ML is also being increasingly used to develop intelligent Algo Wheels. These allow firms to analyse their incoming flow, so that the right execution strategies and order routing destinations can be automatically chosen, and optimised based on current market conditions and client-specific requirements.
Primary considerations for the sell side
Given the numerous challenges that sell-side firms face from a trading technology perspective, and the various choices they have available, what are the key considerations they need to take into account when evaluating trading platforms?
First of all, support and training are vital aspects of any technology implementation. Even the most intuitive platforms require a period of adaptation, and comprehensive training is crucial to maximise their potential. Vendors should provide robust support services to assist with both onboarding and continuous usage. This includes not only technical support but also strategic guidance to help teams leverage the platform’s full capabilities. Adequate training and support ensure that any investment in trading technology yields the maximum possible return.
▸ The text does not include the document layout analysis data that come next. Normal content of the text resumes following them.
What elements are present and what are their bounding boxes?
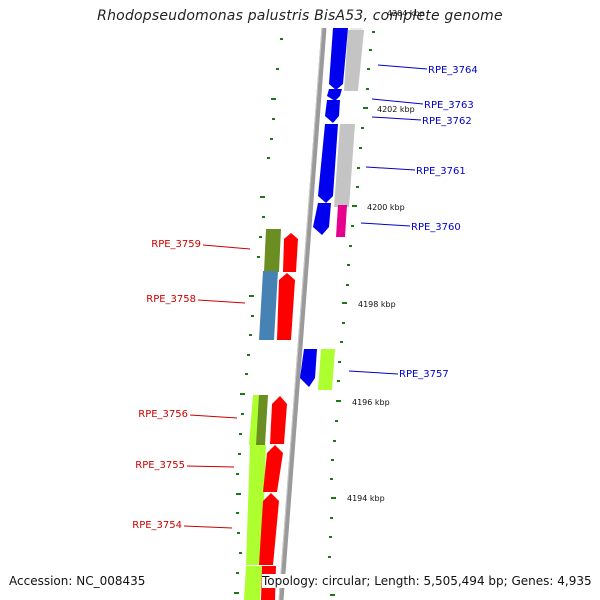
- category-stripe: [259, 271, 278, 340]
- accession-text: Accession: NC_008435: [9, 574, 146, 588]
- gene-label-rpe-3764[interactable]: RPE_3764: [428, 65, 478, 76]
- category-stripe: [264, 229, 281, 272]
- cds-feature[interactable]: [318, 124, 338, 203]
- cds-feature[interactable]: [325, 100, 340, 123]
- cds-feature[interactable]: [259, 493, 279, 565]
- gene-label-rpe-3755[interactable]: RPE_3755: [135, 460, 185, 471]
- genome-backbone-highlight: [278, 27, 323, 600]
- cds-feature[interactable]: [300, 349, 317, 387]
- gene-label-rpe-3761[interactable]: RPE_3761: [416, 166, 466, 177]
- gene-label-rpe-3758[interactable]: RPE_3758: [146, 294, 196, 305]
- kbp-label: 4204 kbp: [387, 9, 425, 18]
- cds-feature[interactable]: [313, 203, 331, 235]
- right-leader-lines: [348, 64, 428, 375]
- category-stripe: [344, 30, 364, 91]
- tick-marks-right: [328, 31, 375, 596]
- genome-backbone: [278, 27, 327, 600]
- kbp-label: 4202 kbp: [377, 105, 415, 114]
- gene-label-rpe-3756[interactable]: RPE_3756: [138, 409, 188, 420]
- category-stripe: [244, 566, 262, 600]
- cds-feature[interactable]: [263, 445, 283, 492]
- cds-feature[interactable]: [283, 233, 298, 272]
- kbp-label: 4196 kbp: [352, 398, 390, 407]
- gene-label-rpe-3763[interactable]: RPE_3763: [424, 100, 474, 111]
- map-title: Rhodopseudomonas palustris BisA53, compl…: [97, 8, 503, 24]
- cds-feature[interactable]: [270, 396, 287, 444]
- left-leader-lines: [183, 244, 251, 529]
- kbp-label: 4198 kbp: [358, 300, 396, 309]
- category-stripe: [336, 205, 347, 237]
- kbp-label: 4194 kbp: [347, 494, 385, 503]
- cds-feature[interactable]: [329, 28, 348, 90]
- cds-feature[interactable]: [277, 273, 295, 340]
- gene-label-rpe-3759[interactable]: RPE_3759: [151, 239, 201, 250]
- gene-label-rpe-3760[interactable]: RPE_3760: [411, 222, 461, 233]
- category-stripe: [318, 349, 335, 390]
- gene-label-rpe-3754[interactable]: RPE_3754: [132, 520, 182, 531]
- cds-feature[interactable]: [327, 89, 342, 101]
- gene-label-rpe-3762[interactable]: RPE_3762: [422, 116, 472, 127]
- topology-text: Topology: circular; Length: 5,505,494 bp…: [262, 574, 592, 588]
- gene-label-rpe-3757[interactable]: RPE_3757: [399, 369, 449, 380]
- category-stripe: [256, 395, 268, 445]
- kbp-label: 4200 kbp: [367, 203, 405, 212]
- category-stripe: [334, 124, 355, 207]
- tick-marks-left: [234, 38, 283, 594]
Interoperability is another key factor. “A new trading platform should integrate seamlessly with existing systems to avoid operational disruptions,” advises Gabbay. “Ensuring smooth interoperability minimises the risk of data silos and ensures that all parts of your trading ecosystem can communicate effectively. This not only streamlines operations but also enhances data accuracy and decision-making processes.” Platforms that fail to integrate well can lead to significant headaches, requiring additional resources to bridge gaps between systems and potentially leading to costly errors.
Scalability is also essential for any trading platform. As trading volumes increase and new asset classes are added, the platform must scale efficiently to handle these changes. Scalability includes the ability to automate processes and manage higher trading volumes without performance degradation. “A scalable platform supports business growth by ensuring that system performance remains robust even as demands increase,” says Gabbay. “This scalability is not just about handling volume but also about expanding capabilities and accommodating new functionalities as trading strategies evolve.”
Flexibility around customisation is also important, according to Gabbay. “The platform should be capable of swiftly adapting to evolving workflows without causing bottlenecks,” he says. “Your technology shouldn’t become an obstacle, but a facilitator of change. Customisable platforms ensure that you can tailor the tools to meet specific trading needs.”
Key success factors
It’s clear that the dynamic nature of the buy-side presents both challenges and opportunities for sell-side firms. To stay competitive, banks and brokers need to consider a technology strategy that balances their internal needs with the ever-evolving demands of their clients. Whether choosing off-the-shelf platforms, bespoke solutions, or a hybrid approach, sell-side firms might want to prioritise agility, integration, and scalability in their technology stack.
Additionally, the strategic use of AI and ML can significantly enhance trading efficiency and decision-making processes. By embracing these advanced technologies and maintaining a flexible, client-centric approach, sell-side firms can not only meet the complex requirements of today’s market but also position themselves for sustained success in the future.
Robust support and training, seamless interoperability, and the ability to scale and customise are also critical factors that will determine the sell-side’s ability to capitalise on market opportunities and deliver superior value to their clients.